Pour les buralistes mis à mal par la hausse du prix des cigarettes, ce nouveau débouché commercial représente une opportunité. 

Jusqu’à présent c’était un produit relativement controversé. Mais maintenant, ça vient de partout et il y a pléthore de vendeurs ».

Laurent Baranger, secrétaire de la Confédération des buralistes de la Haute-Vienne.

Concurrence étrangère

Le hic, c’est qu’aujourd’hui la majorité de ces produits viennent de l’étranger. Résultat, peu de traçabilité et des normes difficiles à vérifier. «On a le cas d’un buraliste qui a fait analyser des produits qu’il avait reçus avant de les commercialiser et il s’est retrouvé avec des fleurs à plus de 5% de THC, raconte Jérémy Gaillard, responsable production du chanvre à la Ferme Bio de Pigerolles. Donc clairement avec ce taux, on est sur du stupéfiant et comme les produits venaient de l’étranger, la personne aurait pu être accusée de trafic international de stupéfiants».

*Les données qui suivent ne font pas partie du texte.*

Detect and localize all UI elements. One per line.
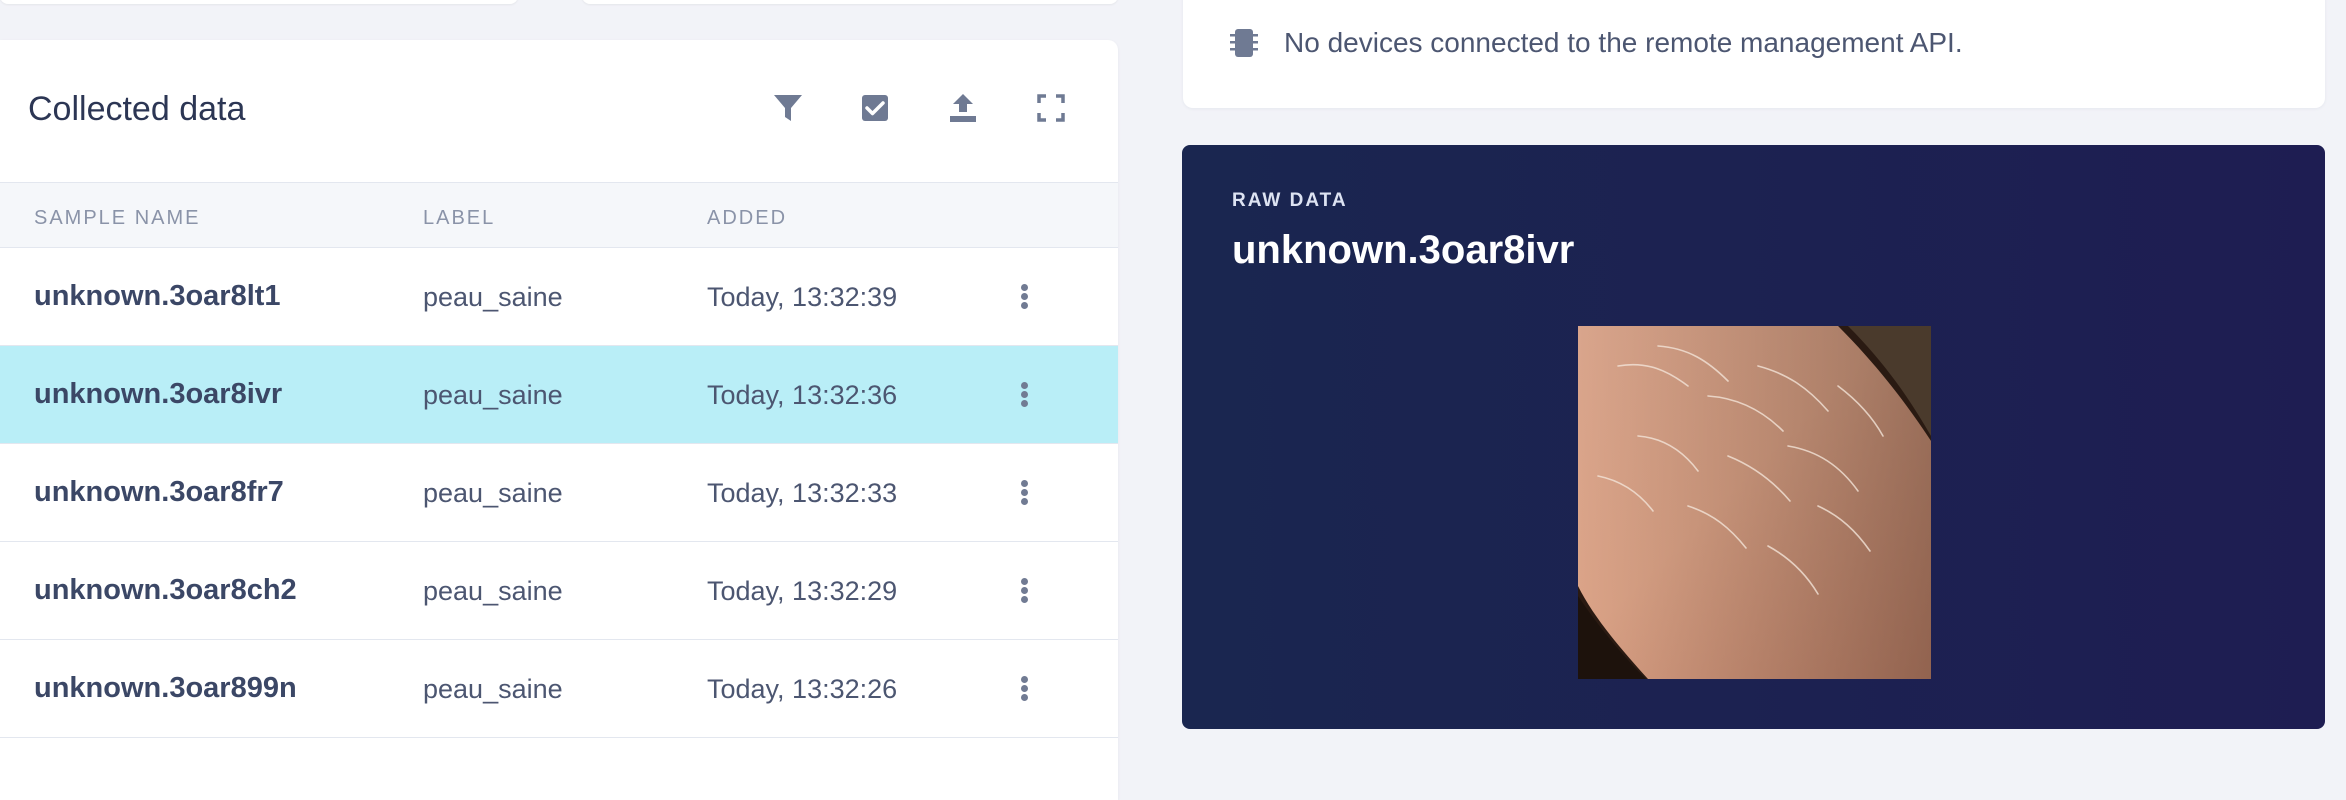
raw-data-sample-title: unknown.3oar8ivr xyxy=(1232,228,1575,272)
sample-name: unknown.3oar8ivr xyxy=(34,378,283,410)
sample-name: unknown.3oar8fr7 xyxy=(34,476,284,508)
table-row[interactable]: unknown.3oar899n peau_saine Today, 13:32… xyxy=(0,640,1118,738)
skin-photo xyxy=(1578,326,1931,679)
sample-added: Today, 13:32:26 xyxy=(707,674,898,704)
row-menu-icon[interactable] xyxy=(1006,278,1042,314)
fullscreen-button[interactable] xyxy=(1033,90,1069,126)
sample-name: unknown.3oar899n xyxy=(34,672,297,704)
collected-data-title: Collected data xyxy=(28,90,246,128)
filter-icon xyxy=(774,95,802,121)
sample-image xyxy=(1578,326,1931,679)
sample-added: Today, 13:32:39 xyxy=(707,282,898,312)
sample-added: Today, 13:32:33 xyxy=(707,478,898,508)
sample-label: peau_saine xyxy=(423,478,563,508)
checkbox-icon xyxy=(862,95,888,121)
collected-data-header: Collected data xyxy=(0,40,1118,183)
table-row[interactable]: unknown.3oar8ch2 peau_saine Today, 13:32… xyxy=(0,542,1118,640)
raw-data-kicker: RAW DATA xyxy=(1232,190,1348,211)
chip-icon xyxy=(1230,29,1258,57)
sample-name: unknown.3oar8lt1 xyxy=(34,280,281,312)
table-row[interactable]: unknown.3oar8fr7 peau_saine Today, 13:32… xyxy=(0,444,1118,542)
remote-devices-card: No devices connected to the remote manag… xyxy=(1183,0,2325,108)
column-header-label[interactable]: LABEL xyxy=(423,207,495,230)
filter-button[interactable] xyxy=(770,90,806,126)
sample-label: peau_saine xyxy=(423,380,563,410)
upload-button[interactable] xyxy=(945,90,981,126)
sample-name: unknown.3oar8ch2 xyxy=(34,574,297,606)
table-row[interactable]: unknown.3oar8ivr peau_saine Today, 13:32… xyxy=(0,346,1118,444)
top-card-right xyxy=(582,0,1118,4)
sample-label: peau_saine xyxy=(423,282,563,312)
row-menu-icon[interactable] xyxy=(1006,376,1042,412)
sample-added: Today, 13:32:29 xyxy=(707,576,898,606)
fullscreen-icon xyxy=(1037,94,1065,122)
top-card-left xyxy=(0,0,518,4)
select-all-button[interactable] xyxy=(857,90,893,126)
row-menu-icon[interactable] xyxy=(1006,670,1042,706)
column-header-sample-name[interactable]: SAMPLE NAME xyxy=(34,207,200,230)
sample-label: peau_saine xyxy=(423,576,563,606)
table-header: SAMPLE NAME LABEL ADDED xyxy=(0,183,1118,248)
upload-icon xyxy=(950,94,976,122)
sample-label: peau_saine xyxy=(423,674,563,704)
table-row[interactable]: unknown.3oar8lt1 peau_saine Today, 13:32… xyxy=(0,248,1118,346)
sample-added: Today, 13:32:36 xyxy=(707,380,898,410)
no-devices-message: No devices connected to the remote manag… xyxy=(1284,27,1963,58)
collected-data-card: Collected data SAMPLE NAME LABEL ADDED u… xyxy=(0,40,1118,800)
row-menu-icon[interactable] xyxy=(1006,474,1042,510)
column-header-added[interactable]: ADDED xyxy=(707,207,787,230)
row-menu-icon[interactable] xyxy=(1006,572,1042,608)
raw-data-panel: RAW DATA unknown.3oar8ivr xyxy=(1182,145,2325,729)
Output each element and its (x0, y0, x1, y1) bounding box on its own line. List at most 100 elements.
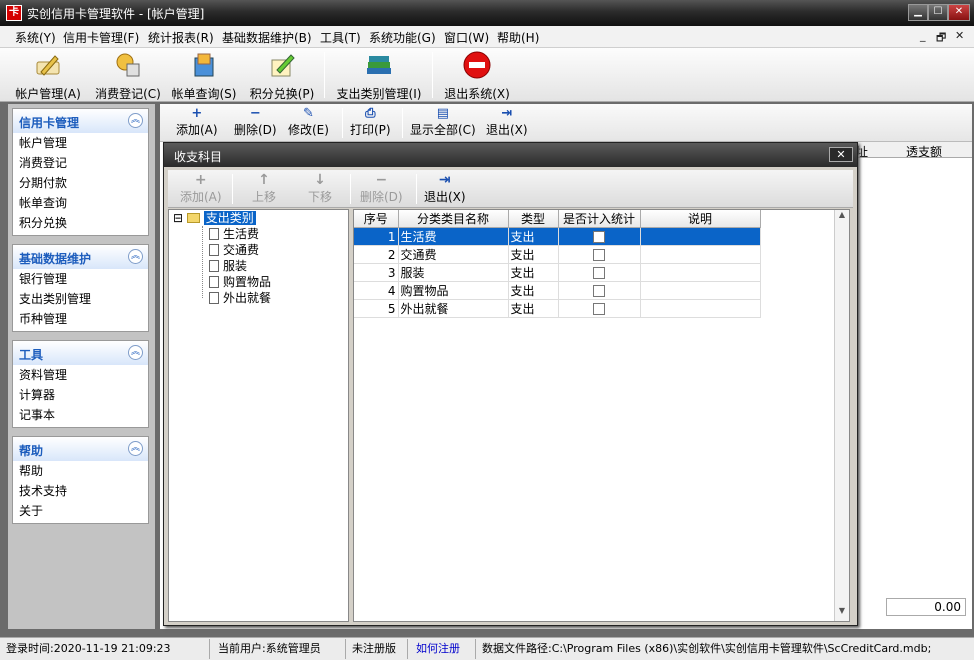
row-number[interactable]: 3 (354, 263, 399, 282)
sidebar-group-header[interactable]: 帮助 ︽ (13, 437, 148, 461)
counted-checkbox[interactable] (593, 231, 605, 243)
category-name[interactable]: 购置物品 (398, 281, 509, 300)
counted-cell[interactable] (558, 281, 641, 300)
column-header[interactable]: 是否计入统计 (558, 210, 641, 228)
close-button[interactable]: ✕ (948, 4, 970, 21)
category-type[interactable]: 支出 (508, 263, 559, 282)
category-name[interactable]: 服装 (398, 263, 509, 282)
menu-basic-data[interactable]: 基础数据维护(B) (222, 29, 312, 46)
sidebar-item-bill-query[interactable]: 帐单查询 (13, 193, 148, 213)
scroll-up-icon[interactable]: ▲ (835, 210, 849, 219)
mdi-restore-button[interactable]: 🗗 (936, 29, 946, 48)
dialog-add-button[interactable]: + 添加(A) (180, 172, 222, 205)
column-header[interactable]: 说明 (640, 210, 761, 228)
bill-query-button[interactable]: 帐单查询(S) (168, 50, 240, 101)
sidebar-group-header[interactable]: 基础数据维护 ︽ (13, 245, 148, 269)
sidebar-item-calculator[interactable]: 计算器 (13, 385, 148, 405)
tree-item[interactable]: 服装 (209, 258, 247, 274)
category-type[interactable]: 支出 (508, 281, 559, 300)
dialog-close-button[interactable]: ✕ (829, 147, 853, 162)
how-register-link[interactable]: 如何注册 (412, 639, 476, 659)
points-exchange-button[interactable]: 积分兑换(P) (246, 50, 318, 101)
tree-item[interactable]: 生活费 (209, 226, 259, 242)
category-name[interactable]: 交通费 (398, 245, 509, 264)
tree-item[interactable]: 外出就餐 (209, 290, 271, 306)
dialog-exit-button[interactable]: ⇥ 退出(X) (424, 172, 466, 205)
category-type[interactable]: 支出 (508, 299, 559, 318)
collapse-icon[interactable]: ⊟ (173, 211, 183, 225)
note-cell[interactable] (640, 245, 761, 264)
mdi-close-button[interactable]: ✕ (955, 29, 964, 42)
counted-checkbox[interactable] (593, 249, 605, 261)
tree-item[interactable]: 购置物品 (209, 274, 271, 290)
column-header[interactable]: 分类类目名称 (398, 210, 509, 228)
show-all-button[interactable]: ▤ 显示全部(C) (410, 106, 476, 138)
column-header[interactable]: 序号 (354, 210, 399, 228)
table-row[interactable]: 4 购置物品 支出 (354, 281, 761, 300)
maximize-button[interactable]: ☐ (928, 4, 948, 21)
category-type[interactable]: 支出 (508, 245, 559, 264)
column-header[interactable]: 类型 (508, 210, 559, 228)
category-name[interactable]: 外出就餐 (398, 299, 509, 318)
dialog-delete-button[interactable]: − 删除(D) (360, 172, 403, 205)
tree-item[interactable]: 交通费 (209, 242, 259, 258)
mdi-minimize-button[interactable]: _ (920, 29, 926, 42)
counted-cell[interactable] (558, 299, 641, 318)
row-number[interactable]: 2 (354, 245, 399, 264)
edit-button[interactable]: ✎ 修改(E) (288, 106, 329, 138)
account-management-button[interactable]: 帐户管理(A) (12, 50, 84, 101)
sidebar-group-header[interactable]: 工具 ︽ (13, 341, 148, 365)
sidebar-item-help[interactable]: 帮助 (13, 461, 148, 481)
row-number[interactable]: 1 (354, 227, 399, 246)
chevron-up-icon[interactable]: ︽ (128, 113, 143, 128)
dialog-title-bar[interactable]: 收支科目 (164, 143, 857, 167)
scroll-down-icon[interactable]: ▼ (835, 606, 849, 615)
sidebar-item-account[interactable]: 帐户管理 (13, 133, 148, 153)
sidebar-item-installment[interactable]: 分期付款 (13, 173, 148, 193)
counted-cell[interactable] (558, 227, 641, 246)
sidebar-item-notepad[interactable]: 记事本 (13, 405, 148, 425)
table-row[interactable]: 2 交通费 支出 (354, 245, 761, 264)
sidebar-item-about[interactable]: 关于 (13, 501, 148, 521)
move-down-button[interactable]: ↓ 下移 (308, 172, 332, 205)
consumption-register-button[interactable]: 消费登记(C) (92, 50, 164, 101)
row-number[interactable]: 4 (354, 281, 399, 300)
menu-reports[interactable]: 统计报表(R) (148, 29, 214, 46)
note-cell[interactable] (640, 263, 761, 282)
counted-checkbox[interactable] (593, 267, 605, 279)
table-row[interactable]: 1 生活费 支出 (354, 227, 761, 246)
counted-checkbox[interactable] (593, 303, 605, 315)
chevron-up-icon[interactable]: ︽ (128, 345, 143, 360)
menu-card-management[interactable]: 信用卡管理(F) (63, 29, 139, 46)
sidebar-item-currency[interactable]: 币种管理 (13, 309, 148, 329)
exit-button[interactable]: ⇥ 退出(X) (486, 106, 528, 138)
counted-cell[interactable] (558, 245, 641, 264)
counted-cell[interactable] (558, 263, 641, 282)
menu-help[interactable]: 帮助(H) (497, 29, 539, 46)
print-button[interactable]: ⎙ 打印(P) (350, 106, 391, 138)
minimize-button[interactable]: ▁ (908, 4, 928, 21)
delete-button[interactable]: − 删除(D) (234, 106, 277, 138)
sidebar-item-points[interactable]: 积分兑换 (13, 213, 148, 233)
category-type[interactable]: 支出 (508, 227, 559, 246)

Face à cette concurrence étrangère et bon marché, la ferme pionnière de Pigerolles a donc décidé de jouer la carte de la transparence et de la qualité. Huit buralistes de la confédération de la Haute-Vienne ont été invités à visiter les lieux pour comprendre les secrets de la production du CBD : respect des taux (pas plus 0.3% de THC, la substance psychotrope du cannabis), rendement, odeur… Objectif : rassurer ces professionnels qui vendront peut-être un jour ces produits made in Creuse.

La zone grise française

Peut-être. Car pour l’instant, les producteurs et transformateurs français se heurtent encore à une réglementation : « Actuellement, on est dans une zone grise, explique Jouany Chatoux, gérant de la ferme de Pigerolles et porte-parole de l’A.F.P.C (Association française des producteurs de cannabinoïdes). Il est plus facile de vendre des produits européens (considérés comme légaux par la Commission européenne NDLR) que des produits français qui n’ont pas encore de cadre légal». Idem pour la transformation qui n’est également pas réglementée.

Pour la ferme creusoise et l’ensemble de la production française, la transformation et la vente des produits dérivés du cannabis restent compliquées : 

On ne peut pas vendre sur internet, car les sites européens refusent les produits à base de CBD. C’est pareil pour les prêts bancaires, tout doit donc se faire en autofinancement.

Jouany Chatoux, porte-parole de l’AFPC

Conséquence, une filière qui vivote et la crainte pour ces précurseurs que ce nouveau marché soit finalement accaparé par les grands producteurs : « La France se dirige vers une interdiction de la fleur naturelle et des extraits naturels (c’est le cas du décret actuellement suspendu par le Conseil d’Etat), pour autoriser uniquement la molécule pure. Cette molécule ne s’obtient que par extraction chimique et elle ne pourra être faite que par les gros laboratoires ou l’industrie agro-industrielle ». L’objectif aujourd’hui pour les petits producteurs et transformateurs de CBD français est donc de rallier le plus de monde possible à leur cause.

L’avenir de cette filière et sa réglementation seront au cœur l’assemblée générale des producteurs français qui se tiendra les 16 et 17 juillet 2022 à Pigerolles.